Heavy overnight rain triggered the North Salt Lake landslide that devastated one house and sent residents of more than 20 hillside homes fleeing for safety. Even in dry weather, however, the slope that collapsed Tuesday morning was weak and showing signs of danger.
"A large landslide like this will rarely fail catastrophically before giving some warning in advance," said Jeff Moore, a landslide expert in the geology and geophysics department at the University of Utah.
In the months leading up to the landslide, residents had complained of cracks in the top of the slope that collapsed. City officials had been monitoring for landslides by placing instruments designed to detect ground shifts into holes on the slope.
"You don’t put in monitoring holes in a place where you don’t suspect problems," said Utah Geological Survey deputy director Kimm Harty.
Even before the monitoring began, there were red flags.
"From a geological perspective, I would put a circle around this area and say, ‘Watch out for landslides around here,’ " said Joel Pederson, a geology professor at Utah State University.
The slope had been used as a gravel quarry until the early 1990s, the developer Sky Properties said in a statement. When the property was excavated for development beginning in 1997, the slope was regraded and steepened from its natural state, making it prone to succumb to gravity, Pederson said.
The soil itself was also likely weak. Surveying a geological map, Moore noted that soil in the area is derived from volcanic deposits that turn to clay when repeatedly exposed to water. After looking at photographs of the landslide, Pederson also noticed fine-grain sediments from just below the shoreline of the prehistoric Lake Bonneville. Those sediments, Pederson said, are prone to sliding.
North Salt Lake City Councilman Conrad Jacobson called the slide a "tragedy" for the families involved but said there is little the city can do when developers provide geological reports attesting to the stability of land where they want to build.
"Any time we build on a hillside, there is concern," Jacobson said. "We required the developer [Sky Properties] to get a geotechnical test done on the hillside prior to development. They came back with a positive report."
In a statement issued Tuesday afternoon, Sky Properties said, "All earthwork in the development surrounding the slide has been performed based upon standard protocols, recommendations and approvals from several independent engineering companies as well as the geotechnical engineers representing North Salt Lake."
Sky Properties also has provided housing for several of the affected families while it works with the city to determine the cause of the landslide, the statement said.
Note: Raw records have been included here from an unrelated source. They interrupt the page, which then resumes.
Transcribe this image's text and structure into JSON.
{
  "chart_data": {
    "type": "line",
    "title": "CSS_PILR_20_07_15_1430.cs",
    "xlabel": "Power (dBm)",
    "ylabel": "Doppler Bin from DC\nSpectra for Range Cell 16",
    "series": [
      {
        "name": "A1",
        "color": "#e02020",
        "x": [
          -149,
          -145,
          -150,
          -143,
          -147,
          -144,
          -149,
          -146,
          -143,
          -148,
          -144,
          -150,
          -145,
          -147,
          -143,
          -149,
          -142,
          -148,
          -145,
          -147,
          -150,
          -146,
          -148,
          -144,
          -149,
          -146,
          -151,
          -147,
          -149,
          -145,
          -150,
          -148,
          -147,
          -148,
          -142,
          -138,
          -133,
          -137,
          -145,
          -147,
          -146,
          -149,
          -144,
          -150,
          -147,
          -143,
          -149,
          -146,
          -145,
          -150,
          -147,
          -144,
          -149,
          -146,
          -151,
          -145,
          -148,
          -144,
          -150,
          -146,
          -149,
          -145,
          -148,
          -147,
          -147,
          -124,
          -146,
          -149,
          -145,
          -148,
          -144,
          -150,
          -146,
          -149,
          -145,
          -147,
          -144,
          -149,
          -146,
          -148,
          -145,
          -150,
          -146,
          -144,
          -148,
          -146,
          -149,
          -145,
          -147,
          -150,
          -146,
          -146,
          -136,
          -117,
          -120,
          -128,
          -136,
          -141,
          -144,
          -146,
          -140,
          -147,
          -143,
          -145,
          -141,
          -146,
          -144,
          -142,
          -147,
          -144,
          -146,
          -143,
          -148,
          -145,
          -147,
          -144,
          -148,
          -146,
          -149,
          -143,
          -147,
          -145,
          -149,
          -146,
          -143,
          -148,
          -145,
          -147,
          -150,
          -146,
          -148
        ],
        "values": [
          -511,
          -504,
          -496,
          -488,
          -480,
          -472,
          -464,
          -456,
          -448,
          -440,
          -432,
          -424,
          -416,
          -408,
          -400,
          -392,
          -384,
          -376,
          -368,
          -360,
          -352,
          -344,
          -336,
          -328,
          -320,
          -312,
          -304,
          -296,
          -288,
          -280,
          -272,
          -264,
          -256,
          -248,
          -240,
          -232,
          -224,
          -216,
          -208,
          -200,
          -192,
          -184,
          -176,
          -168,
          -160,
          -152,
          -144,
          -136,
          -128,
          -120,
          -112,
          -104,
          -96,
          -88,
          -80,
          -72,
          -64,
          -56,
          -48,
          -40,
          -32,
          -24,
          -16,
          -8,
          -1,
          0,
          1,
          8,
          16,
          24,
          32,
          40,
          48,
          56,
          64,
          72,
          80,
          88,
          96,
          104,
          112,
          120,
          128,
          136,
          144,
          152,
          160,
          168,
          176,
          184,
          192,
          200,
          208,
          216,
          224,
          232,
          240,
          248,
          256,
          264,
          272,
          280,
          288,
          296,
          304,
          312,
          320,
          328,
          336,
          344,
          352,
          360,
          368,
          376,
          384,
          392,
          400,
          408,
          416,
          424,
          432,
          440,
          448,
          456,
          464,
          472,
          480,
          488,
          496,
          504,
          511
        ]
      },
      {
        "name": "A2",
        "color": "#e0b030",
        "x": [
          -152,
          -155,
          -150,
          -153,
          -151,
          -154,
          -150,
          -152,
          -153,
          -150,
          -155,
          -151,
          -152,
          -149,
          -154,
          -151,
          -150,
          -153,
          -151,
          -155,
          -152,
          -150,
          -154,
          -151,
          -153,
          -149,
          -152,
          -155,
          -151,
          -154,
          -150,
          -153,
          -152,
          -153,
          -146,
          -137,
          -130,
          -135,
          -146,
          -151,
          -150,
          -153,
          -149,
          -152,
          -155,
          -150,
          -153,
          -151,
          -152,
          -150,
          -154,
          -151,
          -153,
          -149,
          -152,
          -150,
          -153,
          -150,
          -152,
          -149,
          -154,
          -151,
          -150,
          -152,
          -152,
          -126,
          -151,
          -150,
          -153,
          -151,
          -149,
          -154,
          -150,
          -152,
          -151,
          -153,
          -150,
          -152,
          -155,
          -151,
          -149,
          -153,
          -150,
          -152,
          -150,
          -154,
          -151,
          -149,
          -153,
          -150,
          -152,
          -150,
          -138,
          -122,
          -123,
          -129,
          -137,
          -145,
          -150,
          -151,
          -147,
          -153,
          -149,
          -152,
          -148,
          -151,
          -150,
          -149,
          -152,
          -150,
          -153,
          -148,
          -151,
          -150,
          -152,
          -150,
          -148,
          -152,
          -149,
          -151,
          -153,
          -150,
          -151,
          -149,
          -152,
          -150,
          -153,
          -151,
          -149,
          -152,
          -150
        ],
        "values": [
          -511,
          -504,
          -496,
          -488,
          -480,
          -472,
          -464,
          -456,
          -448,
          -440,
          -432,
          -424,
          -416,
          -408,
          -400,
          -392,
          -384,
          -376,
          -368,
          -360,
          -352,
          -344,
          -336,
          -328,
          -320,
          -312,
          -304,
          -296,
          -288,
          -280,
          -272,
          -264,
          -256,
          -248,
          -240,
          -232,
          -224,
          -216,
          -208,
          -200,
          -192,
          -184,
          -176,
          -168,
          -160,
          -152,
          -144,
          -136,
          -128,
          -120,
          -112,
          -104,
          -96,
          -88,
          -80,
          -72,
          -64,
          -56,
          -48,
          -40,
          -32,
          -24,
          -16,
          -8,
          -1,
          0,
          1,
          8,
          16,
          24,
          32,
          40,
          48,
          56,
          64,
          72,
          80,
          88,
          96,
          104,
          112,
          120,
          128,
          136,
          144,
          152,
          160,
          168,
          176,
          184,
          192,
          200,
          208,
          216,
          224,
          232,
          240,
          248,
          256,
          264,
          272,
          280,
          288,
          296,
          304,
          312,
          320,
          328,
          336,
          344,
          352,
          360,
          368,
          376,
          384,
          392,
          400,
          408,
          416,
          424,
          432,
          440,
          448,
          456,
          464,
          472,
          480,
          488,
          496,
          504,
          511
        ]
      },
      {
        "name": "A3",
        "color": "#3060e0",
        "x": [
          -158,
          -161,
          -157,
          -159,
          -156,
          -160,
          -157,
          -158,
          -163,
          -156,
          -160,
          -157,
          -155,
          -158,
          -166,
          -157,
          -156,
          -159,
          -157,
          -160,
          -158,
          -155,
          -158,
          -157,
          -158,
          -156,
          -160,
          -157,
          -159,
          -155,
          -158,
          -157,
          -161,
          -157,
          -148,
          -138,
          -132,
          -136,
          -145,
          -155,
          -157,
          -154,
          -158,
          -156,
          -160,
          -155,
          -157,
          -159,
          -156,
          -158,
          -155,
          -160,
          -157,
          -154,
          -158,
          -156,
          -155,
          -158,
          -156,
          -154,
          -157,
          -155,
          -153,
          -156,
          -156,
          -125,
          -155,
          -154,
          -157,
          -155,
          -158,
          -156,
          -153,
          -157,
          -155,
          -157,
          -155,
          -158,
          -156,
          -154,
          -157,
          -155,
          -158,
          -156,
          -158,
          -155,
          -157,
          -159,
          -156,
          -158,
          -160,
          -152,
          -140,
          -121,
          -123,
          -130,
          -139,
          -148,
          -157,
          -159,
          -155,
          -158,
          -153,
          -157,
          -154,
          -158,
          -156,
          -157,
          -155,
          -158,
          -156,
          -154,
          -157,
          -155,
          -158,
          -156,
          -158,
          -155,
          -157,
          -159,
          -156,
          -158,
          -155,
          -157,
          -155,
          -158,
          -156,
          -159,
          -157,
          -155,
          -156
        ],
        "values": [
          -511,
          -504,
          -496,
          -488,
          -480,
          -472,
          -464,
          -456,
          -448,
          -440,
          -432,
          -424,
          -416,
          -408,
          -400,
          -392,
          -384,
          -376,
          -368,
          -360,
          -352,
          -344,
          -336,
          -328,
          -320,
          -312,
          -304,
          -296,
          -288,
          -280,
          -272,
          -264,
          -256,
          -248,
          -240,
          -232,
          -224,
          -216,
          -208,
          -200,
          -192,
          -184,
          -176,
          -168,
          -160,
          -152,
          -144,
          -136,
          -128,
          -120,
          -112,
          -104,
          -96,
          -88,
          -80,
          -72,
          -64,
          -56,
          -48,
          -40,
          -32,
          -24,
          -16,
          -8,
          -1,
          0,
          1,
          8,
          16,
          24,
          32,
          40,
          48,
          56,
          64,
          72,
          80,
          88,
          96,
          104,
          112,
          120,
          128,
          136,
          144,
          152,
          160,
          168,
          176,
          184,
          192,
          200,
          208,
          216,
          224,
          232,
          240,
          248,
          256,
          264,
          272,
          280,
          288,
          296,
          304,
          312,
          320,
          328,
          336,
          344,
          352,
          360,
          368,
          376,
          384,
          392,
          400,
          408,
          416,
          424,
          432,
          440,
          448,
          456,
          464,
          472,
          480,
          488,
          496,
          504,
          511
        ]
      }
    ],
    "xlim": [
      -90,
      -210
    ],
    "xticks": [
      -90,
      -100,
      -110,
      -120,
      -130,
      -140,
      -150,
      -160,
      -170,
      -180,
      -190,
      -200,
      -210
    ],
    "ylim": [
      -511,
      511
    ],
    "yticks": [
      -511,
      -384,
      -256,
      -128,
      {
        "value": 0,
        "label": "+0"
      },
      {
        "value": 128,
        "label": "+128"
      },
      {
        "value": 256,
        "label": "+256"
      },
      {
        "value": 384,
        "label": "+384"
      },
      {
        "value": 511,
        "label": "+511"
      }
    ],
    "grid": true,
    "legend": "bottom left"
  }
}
North Salt Lake officials will look at ways to prevent similar events from occurring again, Jacobson said.
"I don’t know how we could have predicted or prevented something like this," he said. "We’re grasping at straws as to what more we could do and how we face the future."
In 1998, the Springhill slide forced the evacuation of one home that was destroyed. But Jacobson noted that event was much different. Springhill was of long duration — the land moved about an inch a year. The slide near Parkway Drive in the Eaglewood development was more of a surface-level event, he said.
Catastrophic landslides are generally difficult to predict because they are caused by processes that occur underground.
"There’s no reason to suggest that city officials are anything except believable for saying they were caught by surprise by this," Pederson said. "And, of course, hindsight is 20-20."
Pederson and Moore said residents should remain wary of additional landslides in the surrounding area, especially with more rain expected.
Tribune reporter Christopher Smart contributed to this report.